Amica Dall (Assemble): Arbeite niemals mit Kindern oder Tieren

Amica Dall wird einen kurzen Überblick über ihre Arbeit mit Kindern geben und einige der theoretischen und kulturellen Rahmenbedingungen beschreiben, die diese Arbeit unterstützen, beleben und ermöglichen. Die Arbeit mit Kindern wird oft als ein sozialer Akt oder als eine Art des „Zurückgebens“ verstanden. Amica Dalls Arbeit basiert stattdessen auf einer gegenteiligen Dynamik, in der die kreativen, politischen und sozialen Erkenntnisse von Kindern die treibende Kraft sind und neue Möglichkeiten bieten, sich der Welt zu nähern und in ihr zu handeln.
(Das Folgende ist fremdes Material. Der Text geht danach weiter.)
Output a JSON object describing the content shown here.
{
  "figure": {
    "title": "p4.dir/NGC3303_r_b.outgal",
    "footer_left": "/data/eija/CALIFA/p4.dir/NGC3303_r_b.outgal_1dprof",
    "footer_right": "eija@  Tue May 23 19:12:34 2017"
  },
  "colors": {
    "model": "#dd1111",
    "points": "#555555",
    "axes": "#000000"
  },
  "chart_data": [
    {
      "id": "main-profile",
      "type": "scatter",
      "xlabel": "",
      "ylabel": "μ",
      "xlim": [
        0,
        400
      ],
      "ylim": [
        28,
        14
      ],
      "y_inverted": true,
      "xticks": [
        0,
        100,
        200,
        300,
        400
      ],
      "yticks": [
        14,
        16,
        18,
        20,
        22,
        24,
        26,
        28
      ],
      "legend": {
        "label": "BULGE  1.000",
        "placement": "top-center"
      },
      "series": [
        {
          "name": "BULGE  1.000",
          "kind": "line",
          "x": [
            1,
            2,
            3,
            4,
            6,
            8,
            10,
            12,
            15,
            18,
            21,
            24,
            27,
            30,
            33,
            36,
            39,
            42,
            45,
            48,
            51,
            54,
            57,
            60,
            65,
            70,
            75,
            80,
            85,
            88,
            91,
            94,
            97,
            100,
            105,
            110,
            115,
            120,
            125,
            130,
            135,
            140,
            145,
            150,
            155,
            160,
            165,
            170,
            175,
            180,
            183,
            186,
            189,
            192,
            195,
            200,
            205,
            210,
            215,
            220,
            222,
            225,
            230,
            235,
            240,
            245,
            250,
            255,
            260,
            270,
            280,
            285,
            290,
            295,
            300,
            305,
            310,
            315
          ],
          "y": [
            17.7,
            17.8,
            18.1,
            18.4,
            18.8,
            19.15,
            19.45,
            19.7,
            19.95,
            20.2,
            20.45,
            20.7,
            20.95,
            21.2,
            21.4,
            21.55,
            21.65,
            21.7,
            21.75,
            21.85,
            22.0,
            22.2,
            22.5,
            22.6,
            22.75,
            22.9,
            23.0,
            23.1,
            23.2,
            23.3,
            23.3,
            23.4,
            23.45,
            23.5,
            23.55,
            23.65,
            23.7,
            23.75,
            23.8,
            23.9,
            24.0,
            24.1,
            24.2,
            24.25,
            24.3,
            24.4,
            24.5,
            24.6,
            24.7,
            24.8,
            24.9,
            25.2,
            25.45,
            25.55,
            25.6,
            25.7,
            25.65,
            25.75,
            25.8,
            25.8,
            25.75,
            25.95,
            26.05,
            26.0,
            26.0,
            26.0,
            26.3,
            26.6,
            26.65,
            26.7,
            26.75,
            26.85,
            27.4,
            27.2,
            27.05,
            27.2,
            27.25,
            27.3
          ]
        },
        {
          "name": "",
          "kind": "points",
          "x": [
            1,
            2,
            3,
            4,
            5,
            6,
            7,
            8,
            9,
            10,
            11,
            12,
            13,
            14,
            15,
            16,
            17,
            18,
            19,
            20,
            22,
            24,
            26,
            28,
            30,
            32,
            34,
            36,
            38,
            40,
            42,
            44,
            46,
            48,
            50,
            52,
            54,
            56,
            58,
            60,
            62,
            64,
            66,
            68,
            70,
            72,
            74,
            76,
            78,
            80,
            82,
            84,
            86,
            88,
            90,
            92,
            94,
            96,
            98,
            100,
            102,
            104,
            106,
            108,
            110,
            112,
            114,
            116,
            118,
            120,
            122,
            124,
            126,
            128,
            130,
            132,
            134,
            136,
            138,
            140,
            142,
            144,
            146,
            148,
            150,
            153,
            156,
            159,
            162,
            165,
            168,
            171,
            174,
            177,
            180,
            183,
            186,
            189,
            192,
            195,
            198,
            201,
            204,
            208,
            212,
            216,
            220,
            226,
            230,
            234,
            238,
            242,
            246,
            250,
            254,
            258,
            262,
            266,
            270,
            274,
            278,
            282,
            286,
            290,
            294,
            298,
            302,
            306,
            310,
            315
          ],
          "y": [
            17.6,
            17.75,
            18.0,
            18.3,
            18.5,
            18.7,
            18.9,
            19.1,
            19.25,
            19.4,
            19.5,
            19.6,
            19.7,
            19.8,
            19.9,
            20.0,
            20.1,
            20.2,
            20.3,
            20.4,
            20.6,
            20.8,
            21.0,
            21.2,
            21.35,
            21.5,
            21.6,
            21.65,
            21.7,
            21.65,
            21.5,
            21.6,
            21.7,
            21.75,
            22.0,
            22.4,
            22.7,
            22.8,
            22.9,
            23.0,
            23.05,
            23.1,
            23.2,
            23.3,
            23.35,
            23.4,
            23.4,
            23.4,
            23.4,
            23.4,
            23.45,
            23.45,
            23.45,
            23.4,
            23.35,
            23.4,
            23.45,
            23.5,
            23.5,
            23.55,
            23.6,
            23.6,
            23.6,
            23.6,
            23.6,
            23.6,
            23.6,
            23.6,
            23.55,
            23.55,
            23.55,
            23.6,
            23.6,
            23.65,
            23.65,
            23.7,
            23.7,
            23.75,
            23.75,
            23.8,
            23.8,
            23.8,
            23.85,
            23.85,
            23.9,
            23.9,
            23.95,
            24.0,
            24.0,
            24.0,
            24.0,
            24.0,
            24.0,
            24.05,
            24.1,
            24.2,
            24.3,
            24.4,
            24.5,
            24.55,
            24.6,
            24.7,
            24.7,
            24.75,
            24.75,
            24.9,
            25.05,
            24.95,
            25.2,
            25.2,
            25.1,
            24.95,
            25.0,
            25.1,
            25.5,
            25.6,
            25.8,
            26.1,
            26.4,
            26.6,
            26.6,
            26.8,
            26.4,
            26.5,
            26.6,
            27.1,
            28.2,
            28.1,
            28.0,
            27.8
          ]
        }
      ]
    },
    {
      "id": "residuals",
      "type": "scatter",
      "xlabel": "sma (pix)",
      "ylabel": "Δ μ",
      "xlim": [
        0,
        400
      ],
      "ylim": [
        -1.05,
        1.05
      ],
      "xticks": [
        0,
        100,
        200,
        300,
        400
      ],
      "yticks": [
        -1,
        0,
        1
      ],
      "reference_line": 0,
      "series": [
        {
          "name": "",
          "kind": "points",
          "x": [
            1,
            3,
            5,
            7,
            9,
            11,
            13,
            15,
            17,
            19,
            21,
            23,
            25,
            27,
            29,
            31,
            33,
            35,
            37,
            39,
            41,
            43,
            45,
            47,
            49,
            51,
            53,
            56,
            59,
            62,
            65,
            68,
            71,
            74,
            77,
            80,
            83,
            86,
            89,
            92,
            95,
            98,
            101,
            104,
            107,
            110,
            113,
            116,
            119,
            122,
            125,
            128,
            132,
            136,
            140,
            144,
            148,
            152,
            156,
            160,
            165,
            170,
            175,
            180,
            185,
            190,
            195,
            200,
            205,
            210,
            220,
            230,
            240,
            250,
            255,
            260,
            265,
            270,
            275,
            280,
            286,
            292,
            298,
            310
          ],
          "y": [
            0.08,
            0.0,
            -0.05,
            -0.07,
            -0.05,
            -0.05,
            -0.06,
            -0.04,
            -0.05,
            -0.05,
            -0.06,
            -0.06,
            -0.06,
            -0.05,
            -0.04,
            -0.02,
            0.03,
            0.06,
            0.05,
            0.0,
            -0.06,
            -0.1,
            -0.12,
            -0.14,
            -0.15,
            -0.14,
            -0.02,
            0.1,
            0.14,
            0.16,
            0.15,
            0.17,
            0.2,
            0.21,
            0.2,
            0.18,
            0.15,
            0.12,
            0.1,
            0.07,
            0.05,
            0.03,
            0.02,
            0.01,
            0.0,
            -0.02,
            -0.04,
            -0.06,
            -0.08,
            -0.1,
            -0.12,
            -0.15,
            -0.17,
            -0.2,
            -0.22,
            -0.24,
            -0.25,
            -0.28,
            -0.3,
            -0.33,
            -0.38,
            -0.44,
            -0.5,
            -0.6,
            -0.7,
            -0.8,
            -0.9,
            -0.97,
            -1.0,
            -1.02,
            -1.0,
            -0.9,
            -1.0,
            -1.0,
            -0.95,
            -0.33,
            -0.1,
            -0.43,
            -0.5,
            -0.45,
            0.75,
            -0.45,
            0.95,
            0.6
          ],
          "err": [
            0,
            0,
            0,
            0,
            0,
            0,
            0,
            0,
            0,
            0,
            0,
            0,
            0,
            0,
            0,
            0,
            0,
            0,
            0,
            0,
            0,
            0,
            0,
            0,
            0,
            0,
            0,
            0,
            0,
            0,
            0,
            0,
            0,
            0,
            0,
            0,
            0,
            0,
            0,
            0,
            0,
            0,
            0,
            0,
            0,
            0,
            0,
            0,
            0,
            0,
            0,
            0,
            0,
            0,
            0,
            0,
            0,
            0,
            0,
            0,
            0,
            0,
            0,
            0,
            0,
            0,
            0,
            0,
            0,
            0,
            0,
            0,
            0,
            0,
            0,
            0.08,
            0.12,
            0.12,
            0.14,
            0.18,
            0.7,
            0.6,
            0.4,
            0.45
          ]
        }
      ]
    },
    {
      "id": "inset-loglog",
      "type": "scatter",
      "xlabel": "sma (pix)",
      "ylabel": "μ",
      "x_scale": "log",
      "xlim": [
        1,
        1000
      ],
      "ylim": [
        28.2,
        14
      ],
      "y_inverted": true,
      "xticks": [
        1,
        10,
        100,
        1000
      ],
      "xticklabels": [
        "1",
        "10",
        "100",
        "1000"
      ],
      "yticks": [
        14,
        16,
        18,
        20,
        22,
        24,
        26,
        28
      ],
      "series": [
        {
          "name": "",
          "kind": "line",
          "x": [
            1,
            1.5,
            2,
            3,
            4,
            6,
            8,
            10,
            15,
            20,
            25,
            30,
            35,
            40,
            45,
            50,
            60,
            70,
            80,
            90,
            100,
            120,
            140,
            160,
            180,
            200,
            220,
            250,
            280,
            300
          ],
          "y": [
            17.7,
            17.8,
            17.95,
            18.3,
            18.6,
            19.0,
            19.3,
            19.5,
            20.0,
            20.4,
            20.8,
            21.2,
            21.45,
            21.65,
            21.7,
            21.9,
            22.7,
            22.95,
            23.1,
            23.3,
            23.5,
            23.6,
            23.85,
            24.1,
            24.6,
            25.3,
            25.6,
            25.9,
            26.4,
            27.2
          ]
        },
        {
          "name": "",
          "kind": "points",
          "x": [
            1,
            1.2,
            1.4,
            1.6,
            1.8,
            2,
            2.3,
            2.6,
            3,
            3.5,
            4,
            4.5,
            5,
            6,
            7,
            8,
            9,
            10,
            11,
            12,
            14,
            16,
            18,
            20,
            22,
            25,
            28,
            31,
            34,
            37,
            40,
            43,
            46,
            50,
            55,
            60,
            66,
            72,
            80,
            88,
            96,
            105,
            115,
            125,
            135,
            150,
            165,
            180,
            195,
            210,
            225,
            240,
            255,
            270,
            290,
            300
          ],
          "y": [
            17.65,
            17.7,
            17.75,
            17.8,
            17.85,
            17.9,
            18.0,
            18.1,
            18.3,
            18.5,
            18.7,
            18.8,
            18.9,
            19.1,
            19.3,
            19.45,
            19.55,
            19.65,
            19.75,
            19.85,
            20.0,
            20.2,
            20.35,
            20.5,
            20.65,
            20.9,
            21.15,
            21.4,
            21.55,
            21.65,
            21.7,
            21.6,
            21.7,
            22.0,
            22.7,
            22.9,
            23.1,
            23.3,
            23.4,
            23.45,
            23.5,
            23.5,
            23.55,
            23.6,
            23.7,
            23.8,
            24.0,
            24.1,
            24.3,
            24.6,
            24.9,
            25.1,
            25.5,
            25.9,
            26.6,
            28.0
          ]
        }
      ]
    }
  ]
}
Amica Dall ist interdisziplinäre Praktikerin und Gründungsmitglied von Assemble, Gründerin von Assemble Play, Gründungstreuhänderin des Baltic Street Adventure Playground/Glasgow, und von Theatrum Mundi, London/Paris. Sie ist Expertin für partizipative Praktiken für die Einbeziehung von Kindern in Organisations- und Designprozesse und für die Gestaltung von Spiel- und Lernräumen. Sie lehrte u.a. an der Architecture Association (2018-21), der Bartlett School of Architecture (2019-2021), sowie der Kingston School of Art (2018-19) und war als Gastdozentin am Dirty Art Depart, Sandberg Institute Amsterdam, sowie am Royal College of Art/ London tätig. Derzeit lehrt sie im Bereich/Fachgebiet „Situated Practice“ an der Bartlett School of Architecture, führt Design- und Forschungsprojekte durch und arbeitet als Designerin, Kuratorin und gelegentliche Pädagogin bei Banana Mountain, einer unabhängigen Lerngemeinschaft für Kinder zwischen 6 und 16 Jahren, wo sie auch ein AIR-Programm für Künstler:innen, die mit Kindern arbeiten, leitet. 2015 erhielt Assemble Play den Turner Prize.

Kathrin Wildner forscht als Stadtethnologin in New York, Mexiko-Stadt, Istanbul und anderen urbanen Konglomerationen. Ihre Forschungsschwerpunkte sind ethnographische Methoden der Raumanalyse, Theorien des öffentlichen Raumes, transnationaler Urbanismus und künstlerische Praktiken. Sie ist an zahlreichen internationalen Projekten, Publikationen und Ausstellungen beteiligt, Gründungsmitglied der Gruppe „metroZones“ und wissenschaftlich-künstlerische Koordinatorin des Forschungs- und Ausstellungsprojektes „Global Prayers. Befreiung und Erlösung in Megastädten“. Von 2013 bis 2015 war sie Gastprofessorin im Masterstudiengang Raumstrategien der Kunsthochschule Berlin Weißensee. Von 2012 – 2021 hatte sie die Professur für Kulturtheorie und Kulturelle Praxis an der HafenCity Universität Hamburg inne.